Жак превратился в сплошной комок нервов. Он шел, подпрыгивая, озираясь и судорожно вцепившись в ручку кейса. Переход через Монтаньола занял всего несколько минут, но Субрэю они показались часами, как в страшном сне, когда бежишь куда-то и не в силах сдвинуться с места. Он уже добрался до лестницы, спускавшейся на площадь VIII Агосто, как вдруг увидел внизу медленно едущее вдоль тротуара такси и угадал, что мужчина за спущенным стеклом целится в него. Жак плюхнулся на землю в ту же минуту, когда послышался предательский хлопок. Решив, что убийца не может знать, ранен он или нет, Субрэй замер и стал не без любопытства ждать неизбежной развязки. Старик, внушавший Жаку столь сильные подозрения, первым опустился рядом с ним на колени. Одной рукой он начал ощупывать грудь француза, а другой старался вырвать у него кейс. Почтенный предок так низко склонился над Субрэем, что тот вполне мог бы укусить его за нос, но ограничился лишь насмешливым замечанием:
– Парик тэрьяэшь, товариш!
Старик отшатнулся и, подскочив как ужаленный, исчез в толпе любопытных, уже собравшихся около Жака. Субрэй встал и, уверив всех, что это всего-навсего легкое недомогание, пошел к ближайшей скамейке. Зеваки, удовлетворив любопытство, в конце концов разошлись. Очень скоро Жак снова увидел своих преследователей, или, во всяком случае, тех, кого считал таковыми. У одного, по его мнению, был слишком вороватый вид, другой, наоборот, был излишне развязен, у третьего – слишком молодой взгляд на искусно «состаренном» лице и сгорбленная спина при юношески пружинистой походке. И вся эта компания готовилась к новому нападению. Продолжая играть роль человека, все еще не оправившегося от сильного потрясения, Жак с трудом встал и начал спускаться на площадь VIII Агосто. Краем глаза он заметил, что погоня приближается. Наконец, уже у самой площади, его окружили. Но перехватив инициативу, Жак толкнул мнимого кондуктора, оказавшегося ближе прочих врагов, и, воспользовавшись минутным замешательством – никто из преследователей явно не ожидал нападения, – сделал вид, будто направляется в сторону Палаццо делле Дженио Сивиле, но тут же вильнул вправо, подозвал такси и громко приказал шоферу ехать на вокзал. Радуясь, что оказался на высоте, Субрэй расслабился и закурил, потом оглянулся. Машина, едва не сбившая его полчаса назад, ехала сзади. Жак усмехнулся: итак, преследователи не отставали. Значит, все идет по плану.

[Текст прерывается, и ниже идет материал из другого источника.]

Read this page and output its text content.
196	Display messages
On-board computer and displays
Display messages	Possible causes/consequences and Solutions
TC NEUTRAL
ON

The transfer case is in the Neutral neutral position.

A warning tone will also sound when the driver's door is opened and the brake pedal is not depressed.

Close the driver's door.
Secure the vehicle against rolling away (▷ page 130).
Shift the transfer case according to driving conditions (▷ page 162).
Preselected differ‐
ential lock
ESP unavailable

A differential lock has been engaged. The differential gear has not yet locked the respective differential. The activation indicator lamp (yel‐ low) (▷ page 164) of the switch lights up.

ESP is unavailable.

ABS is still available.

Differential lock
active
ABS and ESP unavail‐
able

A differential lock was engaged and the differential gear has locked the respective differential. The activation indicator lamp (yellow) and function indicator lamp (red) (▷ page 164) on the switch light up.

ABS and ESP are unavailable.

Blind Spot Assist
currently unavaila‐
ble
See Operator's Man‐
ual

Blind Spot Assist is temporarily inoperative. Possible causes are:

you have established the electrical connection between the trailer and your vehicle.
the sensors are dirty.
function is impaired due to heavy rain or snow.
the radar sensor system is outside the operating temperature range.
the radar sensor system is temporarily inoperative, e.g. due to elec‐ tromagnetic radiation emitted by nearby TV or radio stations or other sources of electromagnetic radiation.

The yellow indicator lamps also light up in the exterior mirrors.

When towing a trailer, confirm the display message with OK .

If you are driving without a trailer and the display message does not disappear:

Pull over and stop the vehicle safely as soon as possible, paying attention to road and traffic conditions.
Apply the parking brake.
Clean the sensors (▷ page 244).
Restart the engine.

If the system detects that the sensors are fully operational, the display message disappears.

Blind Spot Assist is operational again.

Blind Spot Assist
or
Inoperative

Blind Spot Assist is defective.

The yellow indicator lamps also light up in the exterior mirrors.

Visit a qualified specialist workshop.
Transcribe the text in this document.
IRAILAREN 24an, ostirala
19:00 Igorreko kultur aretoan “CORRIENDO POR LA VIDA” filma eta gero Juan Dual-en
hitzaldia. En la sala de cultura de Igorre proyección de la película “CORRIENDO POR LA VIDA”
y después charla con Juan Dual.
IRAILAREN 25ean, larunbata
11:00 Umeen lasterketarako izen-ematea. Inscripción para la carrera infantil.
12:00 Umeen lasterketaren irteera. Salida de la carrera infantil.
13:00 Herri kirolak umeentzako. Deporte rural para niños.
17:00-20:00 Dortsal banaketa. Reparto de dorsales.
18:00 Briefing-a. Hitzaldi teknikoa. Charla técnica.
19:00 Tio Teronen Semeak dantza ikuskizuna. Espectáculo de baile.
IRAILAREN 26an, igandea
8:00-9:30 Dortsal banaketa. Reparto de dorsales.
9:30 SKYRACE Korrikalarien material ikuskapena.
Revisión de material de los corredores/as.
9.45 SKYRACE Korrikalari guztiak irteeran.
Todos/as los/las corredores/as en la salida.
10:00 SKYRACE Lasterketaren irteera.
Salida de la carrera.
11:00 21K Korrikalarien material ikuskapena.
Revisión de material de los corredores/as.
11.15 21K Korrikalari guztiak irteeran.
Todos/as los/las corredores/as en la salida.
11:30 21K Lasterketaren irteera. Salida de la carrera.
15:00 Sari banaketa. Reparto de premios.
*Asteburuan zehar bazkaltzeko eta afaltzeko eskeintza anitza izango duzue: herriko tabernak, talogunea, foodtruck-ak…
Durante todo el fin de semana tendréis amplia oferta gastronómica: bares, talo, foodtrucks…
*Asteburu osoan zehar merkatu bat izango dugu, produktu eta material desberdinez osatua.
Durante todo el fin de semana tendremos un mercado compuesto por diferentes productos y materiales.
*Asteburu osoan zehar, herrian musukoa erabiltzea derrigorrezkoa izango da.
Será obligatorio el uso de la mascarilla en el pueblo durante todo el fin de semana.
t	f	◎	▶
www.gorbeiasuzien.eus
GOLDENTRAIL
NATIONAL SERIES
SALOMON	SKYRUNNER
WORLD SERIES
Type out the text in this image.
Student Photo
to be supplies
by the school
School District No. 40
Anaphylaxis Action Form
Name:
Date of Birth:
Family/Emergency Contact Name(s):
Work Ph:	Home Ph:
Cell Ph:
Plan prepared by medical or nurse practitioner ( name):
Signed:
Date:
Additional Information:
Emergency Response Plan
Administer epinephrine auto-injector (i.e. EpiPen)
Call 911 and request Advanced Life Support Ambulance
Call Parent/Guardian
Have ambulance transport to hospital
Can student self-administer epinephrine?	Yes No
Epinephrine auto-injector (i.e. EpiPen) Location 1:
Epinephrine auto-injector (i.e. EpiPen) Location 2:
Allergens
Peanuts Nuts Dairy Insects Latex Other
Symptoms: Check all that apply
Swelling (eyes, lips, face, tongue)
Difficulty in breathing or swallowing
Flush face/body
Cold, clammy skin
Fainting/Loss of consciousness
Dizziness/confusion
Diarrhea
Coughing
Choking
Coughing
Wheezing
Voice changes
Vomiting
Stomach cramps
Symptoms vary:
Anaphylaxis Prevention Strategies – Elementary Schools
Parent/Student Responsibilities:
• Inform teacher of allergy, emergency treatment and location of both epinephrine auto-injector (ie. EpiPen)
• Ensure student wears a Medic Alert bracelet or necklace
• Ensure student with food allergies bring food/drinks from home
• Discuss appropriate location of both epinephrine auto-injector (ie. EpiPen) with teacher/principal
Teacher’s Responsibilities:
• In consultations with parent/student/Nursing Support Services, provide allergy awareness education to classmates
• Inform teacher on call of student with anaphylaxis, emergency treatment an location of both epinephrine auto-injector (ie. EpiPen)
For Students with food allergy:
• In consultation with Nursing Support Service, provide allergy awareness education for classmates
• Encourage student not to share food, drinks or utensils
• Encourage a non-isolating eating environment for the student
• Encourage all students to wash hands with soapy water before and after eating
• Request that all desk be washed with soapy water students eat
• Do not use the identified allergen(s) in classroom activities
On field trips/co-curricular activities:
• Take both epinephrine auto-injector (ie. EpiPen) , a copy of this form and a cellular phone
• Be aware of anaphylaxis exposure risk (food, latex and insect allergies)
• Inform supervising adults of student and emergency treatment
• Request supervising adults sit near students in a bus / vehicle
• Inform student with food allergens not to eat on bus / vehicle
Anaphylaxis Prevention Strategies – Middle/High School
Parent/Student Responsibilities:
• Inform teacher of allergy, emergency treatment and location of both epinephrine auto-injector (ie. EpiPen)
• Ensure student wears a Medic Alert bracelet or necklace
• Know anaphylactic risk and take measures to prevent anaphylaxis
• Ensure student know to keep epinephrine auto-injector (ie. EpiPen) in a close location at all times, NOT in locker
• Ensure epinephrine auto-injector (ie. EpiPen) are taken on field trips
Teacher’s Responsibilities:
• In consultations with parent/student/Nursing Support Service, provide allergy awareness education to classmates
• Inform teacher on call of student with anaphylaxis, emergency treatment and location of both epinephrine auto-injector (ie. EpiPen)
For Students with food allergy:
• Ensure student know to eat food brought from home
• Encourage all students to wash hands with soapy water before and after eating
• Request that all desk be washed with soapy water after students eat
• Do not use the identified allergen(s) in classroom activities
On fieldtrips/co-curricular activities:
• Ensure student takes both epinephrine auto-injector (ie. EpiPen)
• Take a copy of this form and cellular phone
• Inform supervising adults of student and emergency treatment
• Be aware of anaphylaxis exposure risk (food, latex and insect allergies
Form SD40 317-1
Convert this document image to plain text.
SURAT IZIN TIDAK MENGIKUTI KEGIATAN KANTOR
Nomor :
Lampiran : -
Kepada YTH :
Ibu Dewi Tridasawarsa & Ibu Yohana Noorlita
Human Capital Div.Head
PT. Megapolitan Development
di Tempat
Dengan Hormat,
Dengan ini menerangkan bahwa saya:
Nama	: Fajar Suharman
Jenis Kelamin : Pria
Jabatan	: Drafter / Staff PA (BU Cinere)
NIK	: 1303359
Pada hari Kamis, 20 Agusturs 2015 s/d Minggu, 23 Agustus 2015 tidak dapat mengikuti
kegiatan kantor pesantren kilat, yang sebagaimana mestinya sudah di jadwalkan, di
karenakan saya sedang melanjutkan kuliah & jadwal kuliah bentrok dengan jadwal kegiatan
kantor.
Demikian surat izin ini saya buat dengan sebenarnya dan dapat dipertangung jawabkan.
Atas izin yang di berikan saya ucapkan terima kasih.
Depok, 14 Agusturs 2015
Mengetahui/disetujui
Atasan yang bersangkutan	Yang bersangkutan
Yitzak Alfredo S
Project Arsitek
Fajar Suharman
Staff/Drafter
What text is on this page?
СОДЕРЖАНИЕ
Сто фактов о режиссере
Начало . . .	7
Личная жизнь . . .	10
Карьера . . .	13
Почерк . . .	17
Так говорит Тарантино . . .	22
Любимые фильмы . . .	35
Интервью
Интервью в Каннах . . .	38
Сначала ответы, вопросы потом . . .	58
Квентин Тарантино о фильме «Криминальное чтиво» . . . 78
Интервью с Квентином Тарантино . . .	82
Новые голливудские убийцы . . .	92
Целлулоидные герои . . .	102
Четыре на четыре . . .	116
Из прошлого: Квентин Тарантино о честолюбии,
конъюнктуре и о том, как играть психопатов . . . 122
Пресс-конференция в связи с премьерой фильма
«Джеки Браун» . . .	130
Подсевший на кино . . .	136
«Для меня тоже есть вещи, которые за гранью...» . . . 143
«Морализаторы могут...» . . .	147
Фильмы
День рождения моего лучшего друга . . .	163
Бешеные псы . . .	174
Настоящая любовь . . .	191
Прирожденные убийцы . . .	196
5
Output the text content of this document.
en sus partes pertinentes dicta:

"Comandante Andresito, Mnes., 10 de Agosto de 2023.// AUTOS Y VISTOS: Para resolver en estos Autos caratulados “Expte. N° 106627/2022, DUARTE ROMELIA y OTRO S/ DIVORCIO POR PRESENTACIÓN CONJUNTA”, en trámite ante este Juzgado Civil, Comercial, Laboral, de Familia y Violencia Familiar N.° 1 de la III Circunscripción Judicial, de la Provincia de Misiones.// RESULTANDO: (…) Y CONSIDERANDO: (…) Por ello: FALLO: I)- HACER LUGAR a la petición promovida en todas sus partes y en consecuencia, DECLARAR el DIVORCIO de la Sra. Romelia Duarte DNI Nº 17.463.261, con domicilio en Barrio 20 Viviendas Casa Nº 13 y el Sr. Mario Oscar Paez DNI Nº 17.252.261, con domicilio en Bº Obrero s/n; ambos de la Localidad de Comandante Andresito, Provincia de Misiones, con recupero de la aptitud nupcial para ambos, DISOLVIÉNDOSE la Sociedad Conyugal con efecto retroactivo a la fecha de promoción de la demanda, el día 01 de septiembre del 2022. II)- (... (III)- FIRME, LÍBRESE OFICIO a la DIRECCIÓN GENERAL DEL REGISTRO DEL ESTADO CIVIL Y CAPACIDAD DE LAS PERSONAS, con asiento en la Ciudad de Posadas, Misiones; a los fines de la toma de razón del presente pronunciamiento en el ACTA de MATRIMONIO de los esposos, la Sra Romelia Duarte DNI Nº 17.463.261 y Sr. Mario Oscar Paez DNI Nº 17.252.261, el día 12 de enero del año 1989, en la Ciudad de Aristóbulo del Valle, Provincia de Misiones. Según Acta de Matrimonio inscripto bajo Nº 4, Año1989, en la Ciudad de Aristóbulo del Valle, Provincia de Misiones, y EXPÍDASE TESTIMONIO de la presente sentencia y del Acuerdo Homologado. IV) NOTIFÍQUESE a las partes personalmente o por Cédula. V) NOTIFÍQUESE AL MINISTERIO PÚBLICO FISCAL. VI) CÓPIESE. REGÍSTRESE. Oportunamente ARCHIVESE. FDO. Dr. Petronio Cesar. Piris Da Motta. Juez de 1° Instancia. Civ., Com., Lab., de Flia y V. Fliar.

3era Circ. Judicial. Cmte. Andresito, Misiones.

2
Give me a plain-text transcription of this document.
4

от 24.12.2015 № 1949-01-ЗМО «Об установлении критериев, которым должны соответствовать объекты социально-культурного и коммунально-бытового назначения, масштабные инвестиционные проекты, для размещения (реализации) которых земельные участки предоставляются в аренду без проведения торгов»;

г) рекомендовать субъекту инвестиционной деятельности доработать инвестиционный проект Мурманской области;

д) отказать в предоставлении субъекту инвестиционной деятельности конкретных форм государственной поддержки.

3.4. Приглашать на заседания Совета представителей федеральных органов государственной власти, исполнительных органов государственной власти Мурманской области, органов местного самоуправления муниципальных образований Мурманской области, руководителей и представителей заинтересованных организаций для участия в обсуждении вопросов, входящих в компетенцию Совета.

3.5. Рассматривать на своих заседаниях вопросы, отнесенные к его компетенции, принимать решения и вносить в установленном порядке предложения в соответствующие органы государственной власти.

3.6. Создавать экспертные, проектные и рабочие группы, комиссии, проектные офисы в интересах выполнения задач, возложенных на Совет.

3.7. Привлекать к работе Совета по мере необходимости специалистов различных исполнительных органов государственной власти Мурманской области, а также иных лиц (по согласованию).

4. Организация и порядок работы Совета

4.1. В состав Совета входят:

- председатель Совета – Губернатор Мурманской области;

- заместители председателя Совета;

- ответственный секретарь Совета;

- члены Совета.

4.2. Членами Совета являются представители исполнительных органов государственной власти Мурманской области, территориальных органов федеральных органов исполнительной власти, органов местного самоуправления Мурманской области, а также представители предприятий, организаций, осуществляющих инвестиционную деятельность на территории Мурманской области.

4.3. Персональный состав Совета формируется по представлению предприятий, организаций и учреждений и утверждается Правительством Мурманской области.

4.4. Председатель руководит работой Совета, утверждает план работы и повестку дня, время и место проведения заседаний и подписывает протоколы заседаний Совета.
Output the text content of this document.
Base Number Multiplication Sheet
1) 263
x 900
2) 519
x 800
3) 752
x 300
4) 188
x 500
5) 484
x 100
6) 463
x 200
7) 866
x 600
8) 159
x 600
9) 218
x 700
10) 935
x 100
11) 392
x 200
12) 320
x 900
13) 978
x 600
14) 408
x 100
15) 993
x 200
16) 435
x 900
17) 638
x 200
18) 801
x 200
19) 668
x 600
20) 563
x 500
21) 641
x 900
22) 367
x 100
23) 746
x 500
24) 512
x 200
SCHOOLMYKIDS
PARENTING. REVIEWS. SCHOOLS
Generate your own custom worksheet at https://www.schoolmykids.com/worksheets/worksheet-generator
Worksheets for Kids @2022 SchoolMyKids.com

На вокзале Субрэй выскочил из такси с поспешностью господина, опаздывающего на поезд. Подождав, пока машина преследователей остановится около его такси, и убедившись, что из нее вышли двое мужчин, нападавших на него в Монтаньола, Жак схватил другое такси и велел отвезти его на виа Сан-Витале в особняк графа Матуцци.
На крыльце дома графа Субрэю снова пришлось пережить несколько неприятных минут, моля Небо, чтобы дворецкий поскорее открыл дверь… К счастью, движение было довольно оживленным и машина преследователей немного отстала и затормозила у противоположного тротуара, когда Эмиль Лауб, исполненный, как обычно, величайшей торжественности, уже встретил гостя. Оказавшись в холле, Жак наконец-то почувствовал себя в полной безопасности.
– Если бы вы только знали, Эмиль, как я рад вас видеть! – сказал он.
Лауб принадлежал к уже вымирающей ныне породе дворецких, которые настолько отождествляют себя с хозяином, что начинают обращаться ко всем исключительно от первого лица во множественном числе. Он слегка поклонился.
– Мы и сами чрезвычайно рады видеть месье после столь долгого отсутствия.
В разговоре с Субрэем Эмиль считал делом чести изъясняться только на французском языке.
– Боюсь, что я ужасно плохо воспитан, Эмиль, но уж тут ничего не поделаешь. Скажите, я вас не очень шокирую, если попрошу дать мне выпить чего-нибудь покрепче, прежде чем я увижусь с кем бы то ни было? Мне просто необходимо прийти в себя…
Лауб полагал, что со стороны слуги выказать хоть малейшие признаки удивления было бы серьезным профессиональным проступком и демонстрацией дурного тона.
– Пусть месье соблаговолит следовать за нами в малую гостиную, и мы немедленно принесем ему виски.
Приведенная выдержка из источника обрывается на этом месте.